Se sentaron a estudiarlo en detalle. Descartaron el couloir. Se desviaba mucho a un lado, además de ser el punto de partida de la ruta normal, pero el resto era una inmensa pista repleta de desplomes y lajas puestas boca abajo. Sin embargo, casi enfrente de ellos, parecía distinguirse una falla oblicua que conducía a un grupo de arcos. Saldrían a una especie de repisa, quinientos pies más arriba.

—Después hay una serie de grietas —comentó Cabot. Eran débiles vías verticales; casi desaparecían en algunos tramos. Era difícil percibir si realmente desaparecían. Podía haber una forma de unirlas.

Cabot miraba con prismáticos… eran de poco alcance, la imagen se movía, saltaba. Y más arriba, una pared extraplomada encima de la cual se encajaba un bloque enorme, el famoso bloc coincé. Después, vía libre. Continuarían por la ruta normal el resto del camino.

Pasaron horas estudiándolo, fijándose en todos los detalles.
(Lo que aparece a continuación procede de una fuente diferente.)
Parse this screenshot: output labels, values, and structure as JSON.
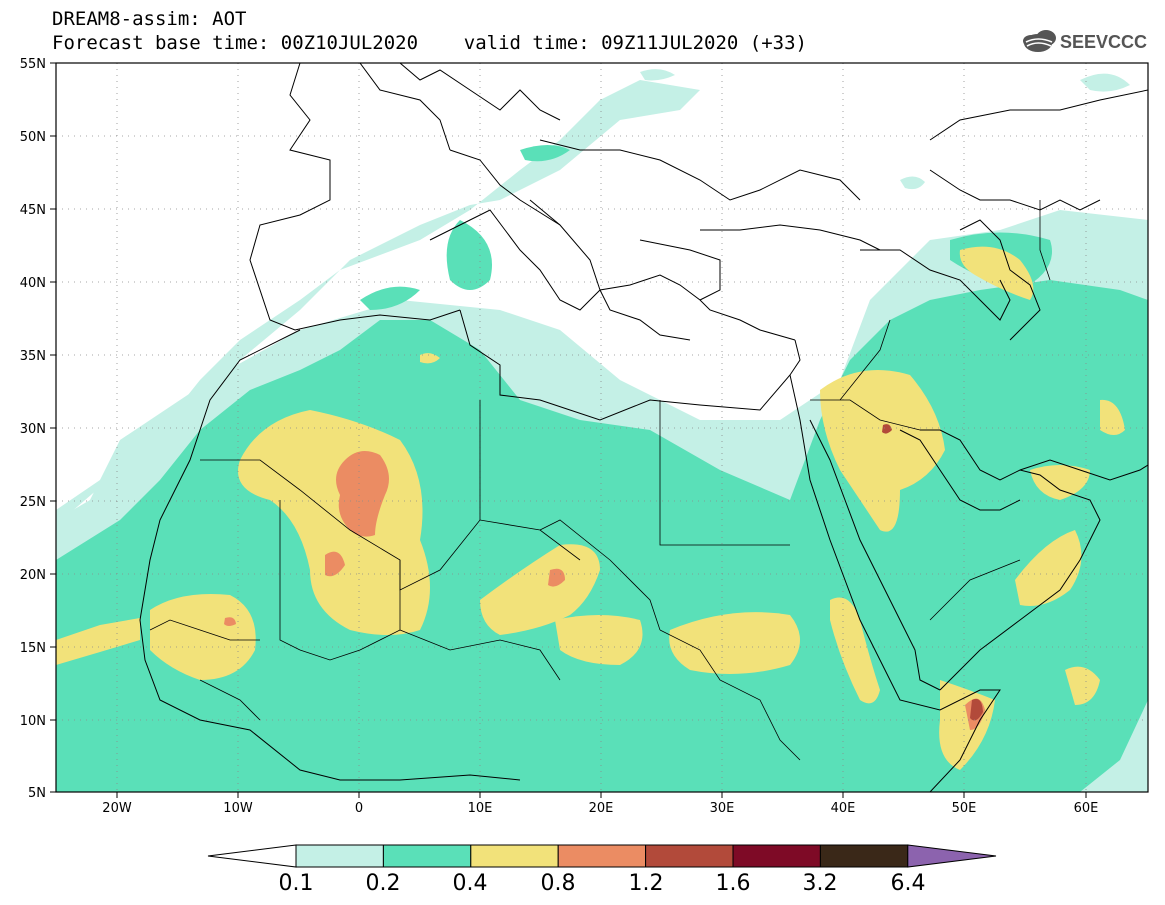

Rand tomaba notas con un cabo de lapicero. El sol salió por el flanco izquierdo y pegó de lleno en la pared inundándola de una luz vasta y sobrenatural.

—Creo que esto es todo —dijo Cabot por fin.

Rand miró un rato por los prismáticos antes de ponerse en marcha. No dijo nada. Tenía cierta sensación de solemnidad.

Una gran montaña es asunto serio. Lo exige todo del escalador, absolutamente todo. Tiene que ser difícil y también bella, tiene que grabarse en la memoria como una imagen inolvidable. Tiene que ser impoluta.

—¿Cuánto crees que tardaremos?

—Dos o tres días —dijo Cabot.

—¿Cuántos pitones?

—Creo que todos los que tengamos.

—El peso será un problema.

Cabot no contestó.

—Es una vía tremenda —dijo, mirando hacia arriba por última vez—. Puede que nos lleve directos a la cima, ¿sabes? —O más allá.